Observations from the Invisibility Cloak

When I was 28 and writing poetry, I wrote a poem lamenting the feeling that I was invisible because I was no longer the youngest, cutest thing on the block --- and I had become a mother. Now I'm in my sixties and really invisible. And I like it!

Saturday, September 6, 2014

I Know Everything!


Okay, not really. Not yet. But I’m working on it.

I think it started early, this curiosity about the world. See, my father was a schoolteacher and didn’t get paid in the summer. That meant he had to find a summer job every year. They varied from hard physical labor in the gypsum mill to being a Fuller Brush salesman. The summer I was nine, he sold World Book Encyclopedias door-to-door. I don’t know how the pay was, but I know I was the beneficiary in more ways than food on the table. That’s the year we got our very own encyclopedias.

I was a bookworm. I read everything I could get my hands on. We lived just outside a town of 750, surrounded by Iowa cornfields. I was old enough to walk the mile from our house into town to the library by myself, so I was systematically working my way through the children’s section of novels and biographies.

Our set of World Book came with its own stand. The stiff, new books stood enshrined under the window, near the piano, along with Childcraft and Children’s Classics. I memorized the rough texture of the covers, the new book smell. Some volumes were fat ---- B, S ---- some were so thin they combined with other letters. Our family suddenly had the world at our fingertips.

I had plenty of questions. How do caterpillars turn into butterflies? There it was in the B volume, with illustrations. How big around is the earth? Who was Clara Barton? How many presidents were there? Where was China? I could satisfy my curiosity any time I wanted. It came with workbooks, too, which had questions I hadn’t even thought of. I was, as they say, in hog heaven.

Fast forward. I spent a lot of years, as we all do, very busy with family and job responsibilities. I had bills to pay and divorces to negotiate. My curiosity shrank and became more focused.

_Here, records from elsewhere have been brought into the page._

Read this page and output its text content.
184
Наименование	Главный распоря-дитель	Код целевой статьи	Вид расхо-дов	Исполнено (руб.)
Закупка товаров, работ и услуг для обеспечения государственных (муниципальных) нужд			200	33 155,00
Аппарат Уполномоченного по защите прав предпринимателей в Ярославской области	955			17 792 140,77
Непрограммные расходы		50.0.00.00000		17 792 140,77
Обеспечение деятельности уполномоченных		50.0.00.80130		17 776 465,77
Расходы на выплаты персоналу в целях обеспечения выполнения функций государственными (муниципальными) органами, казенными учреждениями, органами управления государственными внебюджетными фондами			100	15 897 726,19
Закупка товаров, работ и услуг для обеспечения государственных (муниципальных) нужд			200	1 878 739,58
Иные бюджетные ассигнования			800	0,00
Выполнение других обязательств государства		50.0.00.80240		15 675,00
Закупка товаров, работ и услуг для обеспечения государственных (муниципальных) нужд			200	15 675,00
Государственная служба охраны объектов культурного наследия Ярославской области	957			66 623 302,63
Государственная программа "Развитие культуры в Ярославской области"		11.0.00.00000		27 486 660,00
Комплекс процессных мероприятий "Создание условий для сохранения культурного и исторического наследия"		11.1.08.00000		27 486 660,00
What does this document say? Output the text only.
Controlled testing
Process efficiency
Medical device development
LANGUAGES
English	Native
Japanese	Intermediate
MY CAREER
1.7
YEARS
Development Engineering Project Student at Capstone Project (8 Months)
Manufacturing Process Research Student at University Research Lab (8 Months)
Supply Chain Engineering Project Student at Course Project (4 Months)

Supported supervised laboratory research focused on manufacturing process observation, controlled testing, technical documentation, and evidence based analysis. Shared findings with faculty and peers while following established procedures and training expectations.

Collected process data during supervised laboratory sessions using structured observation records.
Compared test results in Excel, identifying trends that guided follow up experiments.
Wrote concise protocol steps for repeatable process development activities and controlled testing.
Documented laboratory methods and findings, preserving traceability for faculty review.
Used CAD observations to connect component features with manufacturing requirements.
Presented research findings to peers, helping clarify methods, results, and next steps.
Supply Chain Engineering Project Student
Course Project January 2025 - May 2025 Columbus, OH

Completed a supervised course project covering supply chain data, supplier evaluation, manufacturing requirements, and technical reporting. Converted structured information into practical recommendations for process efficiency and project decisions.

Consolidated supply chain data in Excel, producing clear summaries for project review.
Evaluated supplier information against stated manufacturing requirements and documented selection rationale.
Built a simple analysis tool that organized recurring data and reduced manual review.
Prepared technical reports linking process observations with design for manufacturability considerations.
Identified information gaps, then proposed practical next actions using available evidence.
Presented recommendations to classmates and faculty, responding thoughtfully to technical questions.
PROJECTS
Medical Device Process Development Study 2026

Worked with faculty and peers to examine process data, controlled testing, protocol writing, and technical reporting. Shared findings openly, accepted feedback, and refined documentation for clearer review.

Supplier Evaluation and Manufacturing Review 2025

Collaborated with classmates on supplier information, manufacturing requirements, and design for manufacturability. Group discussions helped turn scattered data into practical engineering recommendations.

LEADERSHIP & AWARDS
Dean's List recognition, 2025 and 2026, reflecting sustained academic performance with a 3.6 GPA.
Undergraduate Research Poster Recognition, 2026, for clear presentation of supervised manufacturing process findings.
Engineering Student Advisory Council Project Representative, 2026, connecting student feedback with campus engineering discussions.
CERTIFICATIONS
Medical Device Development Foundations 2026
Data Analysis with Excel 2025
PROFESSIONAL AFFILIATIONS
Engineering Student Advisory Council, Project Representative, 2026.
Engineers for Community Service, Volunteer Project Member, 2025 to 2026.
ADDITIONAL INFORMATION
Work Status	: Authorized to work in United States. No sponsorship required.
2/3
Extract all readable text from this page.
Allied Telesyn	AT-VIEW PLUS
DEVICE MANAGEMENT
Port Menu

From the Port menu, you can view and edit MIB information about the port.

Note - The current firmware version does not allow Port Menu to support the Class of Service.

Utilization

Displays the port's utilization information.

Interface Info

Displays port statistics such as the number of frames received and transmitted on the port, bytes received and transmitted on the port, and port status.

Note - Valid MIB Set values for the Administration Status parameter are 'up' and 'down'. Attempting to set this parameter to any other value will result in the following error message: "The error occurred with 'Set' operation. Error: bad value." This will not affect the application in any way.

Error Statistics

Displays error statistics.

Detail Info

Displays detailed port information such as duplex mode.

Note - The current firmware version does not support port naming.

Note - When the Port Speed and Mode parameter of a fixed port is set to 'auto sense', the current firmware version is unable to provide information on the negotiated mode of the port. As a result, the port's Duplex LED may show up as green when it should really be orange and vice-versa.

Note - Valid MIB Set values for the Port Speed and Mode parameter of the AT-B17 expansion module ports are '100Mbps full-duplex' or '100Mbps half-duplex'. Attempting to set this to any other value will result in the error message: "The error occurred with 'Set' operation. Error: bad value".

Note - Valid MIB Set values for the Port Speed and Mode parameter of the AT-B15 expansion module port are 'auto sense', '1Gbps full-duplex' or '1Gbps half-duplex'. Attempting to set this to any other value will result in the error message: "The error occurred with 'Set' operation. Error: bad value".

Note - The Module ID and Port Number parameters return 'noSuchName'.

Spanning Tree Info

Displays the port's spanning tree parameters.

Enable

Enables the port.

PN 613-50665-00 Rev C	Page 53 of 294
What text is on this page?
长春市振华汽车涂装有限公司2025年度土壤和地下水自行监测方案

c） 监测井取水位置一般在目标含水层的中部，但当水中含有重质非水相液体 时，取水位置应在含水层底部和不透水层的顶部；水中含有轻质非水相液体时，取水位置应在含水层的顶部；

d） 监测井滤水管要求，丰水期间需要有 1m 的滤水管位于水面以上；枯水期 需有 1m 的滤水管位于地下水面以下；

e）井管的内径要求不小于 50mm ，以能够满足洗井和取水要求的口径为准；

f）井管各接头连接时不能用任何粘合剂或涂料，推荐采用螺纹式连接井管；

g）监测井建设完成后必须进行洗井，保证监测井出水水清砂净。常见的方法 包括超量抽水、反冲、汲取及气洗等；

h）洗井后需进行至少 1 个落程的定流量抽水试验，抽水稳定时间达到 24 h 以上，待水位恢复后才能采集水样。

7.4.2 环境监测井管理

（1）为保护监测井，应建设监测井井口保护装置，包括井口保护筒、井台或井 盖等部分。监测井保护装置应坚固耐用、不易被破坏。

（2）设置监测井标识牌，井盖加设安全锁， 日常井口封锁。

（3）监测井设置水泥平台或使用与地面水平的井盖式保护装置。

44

How do you make your own baby food? (circa 1974) What was rural life in Illinois like in 1845? (working as a first-person interpreter at Lincoln Log Cabin Historic Site) How do you register with the state to become a home daycare? (circa 1982) Where the hell is North Carolina? (circa 1987 --- I found it!)

Now, in retirement, I might as well be that nine-year-old once more. Only this time, instead of cumbersome, outdated books, I have the internet. Amazing!

Well, I had the internet. Due to technical difficulties beyond my control, I’ve been without internet access at home for four days. What do I miss the most? Not Facebook, not email ----- Answers! I don’t know how many times I’ve wondered or thought about something and not been able to look it up.  Nothing earth-shattering, just everyday curiosity. And that makes me realize how much I love having the world at my fingertips again.

What is the ‘morning star’? I saw it this morning while I was on the deck doing Qigong. Who was that familiar actor in the tv show from last night? What year were the schools in Raleigh integrated? Does Jamaica tea have any nutritional value? (as I’m enjoying a cold glass in yesterday’s heat) Could Alzheimer’s be classified an autoimmune disease?

I’ll probably never run out of questions. I hope I don’t. And I’ll never have all the answers. But I sure will be glad to get my internet back. I’m going to have quite a backlog at this rate.